Rabu, 3 Juni 2026
Unik Menarik
De Souza Didakwa Bunuh 300 Pasien

Mau "Mengosongkan" Ruangan UGD, Dokter Bunuh Pasien-pasiennya

Minggu, 31 Maret 2013

SEORANG dokter asal Brasil didakwa sengaja membunuh tujuh pasiennya dengan alasan yang sangat tidak masuk akal, supaya ruangan UGD di salah satu rumah sakit di Brasil tidak penuh. Bahkan dokter bernama Virginia Soares de Souza ini, juga dituduh bertanggung jawab atas kematian 300 pasien di rumah sakit tempatnya bekerja.

Reuters, Jumat, 29 Maret 2013 memberitakan, motif pembunuhan yang dilakukan De Souza terungkap lewat penyadapan telepon. Dalam percakapan via telepon itu terungkap bahwa De Souza ingin “membersihkan” tempat tidur UGD di RS Evangelico, Brasil untuk pasien lain. De Souza ditangkap bulan lalu dengan tuduhan membunuh tujuh pasien. Tiga dokter, tiga perawat, dan fisioterapis yang bekerja bersamanya juga menghadapi tuduhan serupa.

Jaksa mengatakan, cara De Souza “mematikan” pasiennya sangat halus. De Souza dan timnya memberikan obat relaksasi otot kepada pasien. Kemudian mereka mengurangi pasokan oksigen, sehingga membuat pasien meninggal karena sesak napas di Rumah Sakit Evangelico.

Bukan hanya kematian tujuh pasien saja, jaksa juga tengah menyelidiki 1.700 catatan medis pasien yang meninggal selama tujuh tahun terakhir di rumah sakit. Selama itu, De Souza menjabat sebagai kepala UGD.

"Kami memiliki lebih dari 20 kasus dan ada lebih dari 300 kematian yang kami lihat, " ujar Kepala Investigasi Kementerian Kesehatan Brazil, Mario Lobato.

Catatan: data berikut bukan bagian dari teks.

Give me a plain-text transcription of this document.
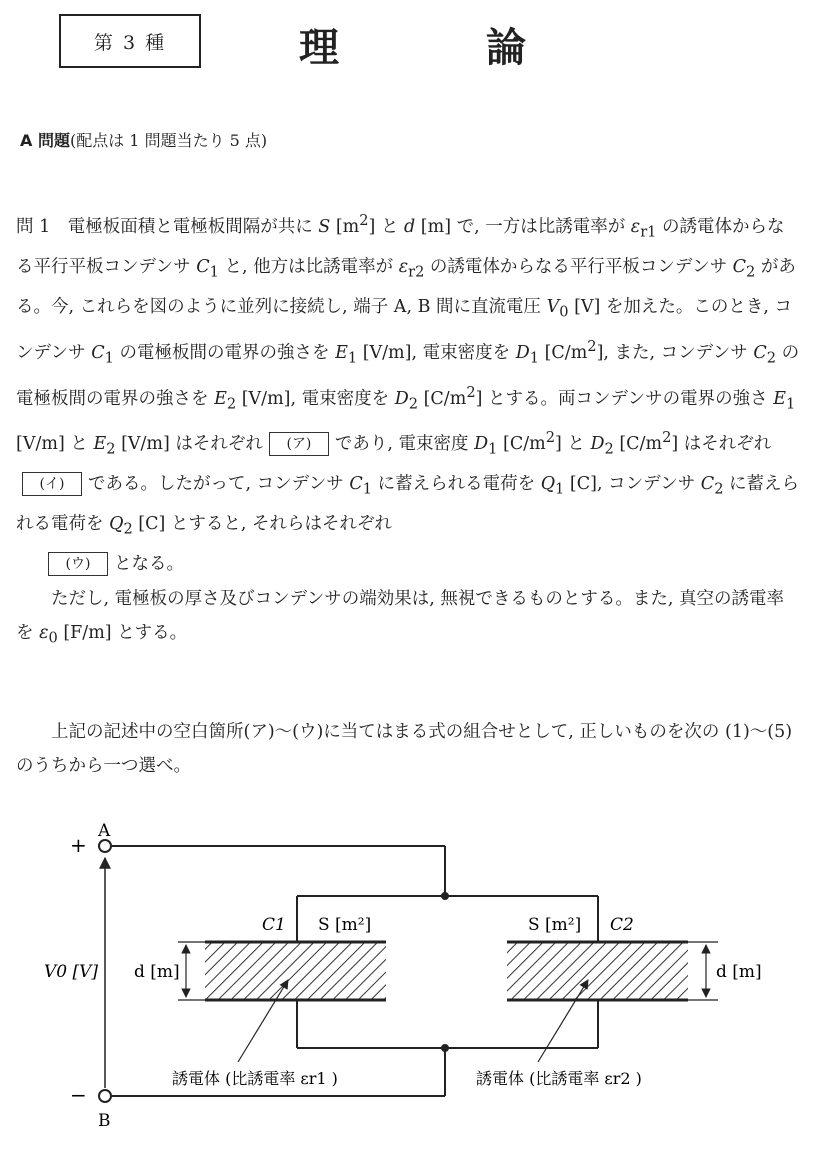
第 3 種	理	論
A 問題(配点は 1 問題当たり 5 点)

問 1　 電極板面積と電極板間隔が共に S $[m^2]$ と d [m] で, 一方は比誘電率が $\varepsilon_{r1}$ の誘電体からなる平行平板コンデンサ $C_1$ と, 他方は比誘電率が $\varepsilon_{r2}$ の誘電体からなる平行平板コンデンサ $C_2$ がある。今, これらを図のように並列に接続し, 端子 A, B 間に直流電圧 $V_0$ [V] を加えた。このとき, コンデンサ $C_1$ の電極板間の電界の強さを $E_1$ [V/m], 電束密度を $D_1$ $[C/m^2]$, また, コンデンサ $C_2$ の電極板間の電界の強さを $E_2$ [V/m], 電束密度を $D_2$ $[C/m^2]$ とする。両コンデンサの電界の強さ $E_1$ [V/m] と $E_2$ [V/m] はそれぞれ (ア) であり, 電束密度 $D_1$ $[C/m^2]$ と $D_2$ $[C/m^2]$ はそれぞれ(イ) である。したがって, コンデンサ $C_1$ に蓄えられる電荷を $Q_1$ [C], コンデンサ $C_2$ に蓄えられる電荷を $Q_2$ [C] とすると, それらはそれぞれ
(ウ) となる。

ただし, 電極板の厚さ及びコンデンサの端効果は, 無視できるものとする。また, 真空の誘電率を $\varepsilon_0$ [F/m] とする。

上記の記述中の空白箇所(ア)～(ウ)に当てはまる式の組合せとして, 正しいものを次の (1)～(5) のうちから一つ選べ。

A
B
+
−
V0 [V]
C1	C2
S [m²]	S [m²]
d [m]	d [m]
誘電体 (比誘電率 εr1 )	誘電体 (比誘電率 εr2 )
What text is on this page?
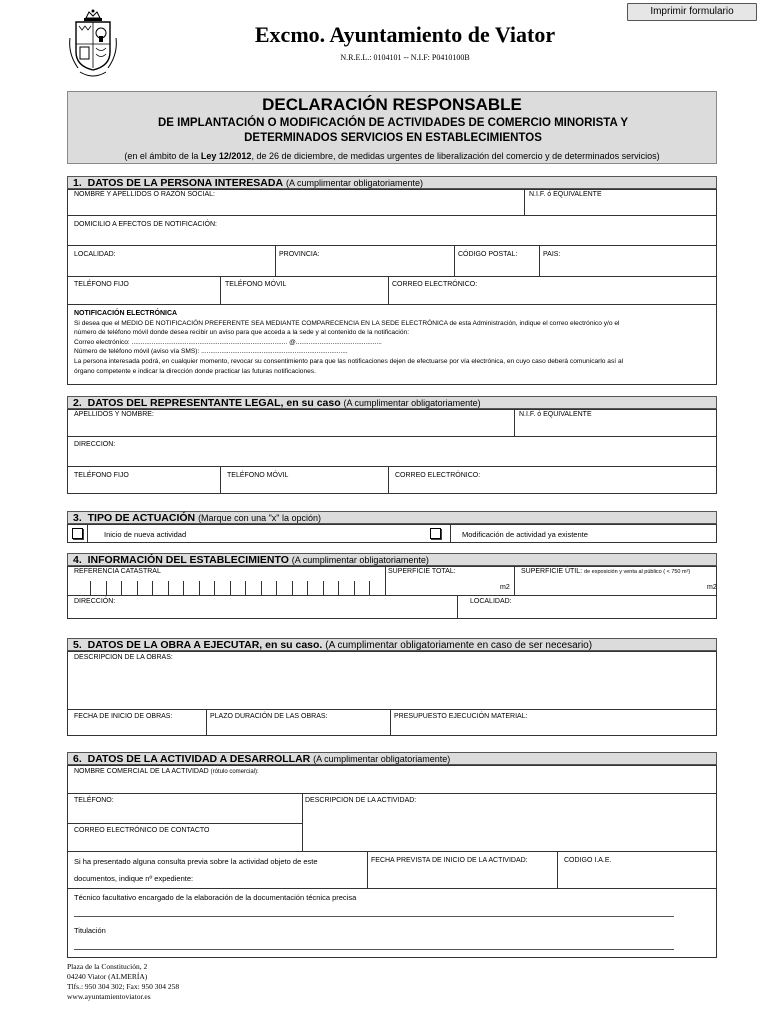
Imprimir formulario
Excmo. Ayuntamiento de Viator
N.R.E.L.: 0104101 -- N.I.F: P0410100B
DECLARACIÓN RESPONSABLE
DE IMPLANTACIÓN O MODIFICACIÓN DE ACTIVIDADES DE COMERCIO MINORISTA Y DETERMINADOS SERVICIOS EN ESTABLECIMIENTOS
(en el ámbito de la Ley 12/2012, de 26 de diciembre, de medidas urgentes de liberalización del comercio y de determinados servicios)
1. DATOS DE LA PERSONA INTERESADA (A cumplimentar obligatoriamente)
NOMBRE Y APELLIDOS O RAZÓN SOCIAL:	N.I.F. ó EQUIVALENTE
DOMICILIO A EFECTOS DE NOTIFICACIÓN:
LOCALIDAD:	PROVINCIA:	CÓDIGO POSTAL:	PAIS:
TELÉFONO FIJO	TELÉFONO MÓVIL	CORREO ELECTRÓNICO:
NOTIFICACIÓN ELECTRÓNICA
Si desea que el MEDIO DE NOTIFICACIÓN PREFERENTE SEA MEDIANTE COMPARECENCIA EN LA SEDE ELECTRÓNICA de esta Administración, indique el correo electrónico y/o el
número de teléfono móvil donde desea recibir un aviso para que acceda a la sede y al contenido de la notificación:
Correo electrónico: ..................................................................................... @...............................................
Número de teléfono móvil (aviso vía SMS): ................................................................................
La persona interesada podrá, en cualquier momento, revocar su consentimiento para que las notificaciones dejen de efectuarse por vía electrónica, en cuyo caso deberá comunicarlo así al
órgano competente e indicar la dirección donde practicar las futuras notificaciones.
2. DATOS DEL REPRESENTANTE LEGAL, en su caso (A cumplimentar obligatoriamente)
APELLIDOS Y NOMBRE:	N.I.F. ó EQUIVALENTE
DIRECCION:
TELÉFONO FIJO	TELÉFONO MÓVIL	CORREO ELECTRÓNICO:
3. TIPO DE ACTUACIÓN (Marque con una "x" la opción)
Inicio de nueva actividad	Modificación de actividad ya existente
4. INFORMACIÓN DEL ESTABLECIMIENTO (A cumplimentar obligatoriamente)
REFERENCIA CATASTRAL	SUPERFICIE TOTAL:
m2
SUPERFICIE ÚTIL: de exposición y venta al público ( < 750 m²)
m2
DIRECCIÓN:	LOCALIDAD:
5. DATOS DE LA OBRA A EJECUTAR, en su caso. (A cumplimentar obligatoriamente en caso de ser necesario)
DESCRIPCION DE LA OBRAS:
FECHA DE INICIO DE OBRAS:	PLAZO DURACIÓN DE LAS OBRAS:	PRESUPUESTO EJECUCIÓN MATERIAL:
6. DATOS DE LA ACTIVIDAD A DESARROLLAR (A cumplimentar obligatoriamente)
NOMBRE COMERCIAL DE LA ACTIVIDAD (rótulo comercial):
TELÉFONO:	DESCRIPCION DE LA ACTIVIDAD:
CORREO ELECTRÓNICO DE CONTACTO
Si ha presentado alguna consulta previa sobre la actividad objeto de este
documentos, indique nº expediente:
FECHA PREVISTA DE INICIO DE LA ACTIVIDAD:	CODIGO I.A.E.
Técnico facultativo encargado de la elaboración de la documentación técnica precisa
Titulación
Plaza de la Constitución, 2
04240 Viator (ALMERÍA)
Tlfs.: 950 304 302; Fax: 950 304 258
www.ayuntamientoviator.es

Terhadap kasus yang membelit De Souza, pengacaranya mengatakan, investigator salah paham terhadap cara kerja UGD dan dia akan membuktikan kliennya tidak bersalah.

Jika jaksa berhasil membuktikan De Souza bertanggungjawab terhadap pembunuhan 300 pasien, bisa jadi ini tragedi bagi dunia kedokteran. De Souza pun mengalahkan kekejian Harold Shipman, dokter Inggris yang terbukti membunuh 260 pasiennya.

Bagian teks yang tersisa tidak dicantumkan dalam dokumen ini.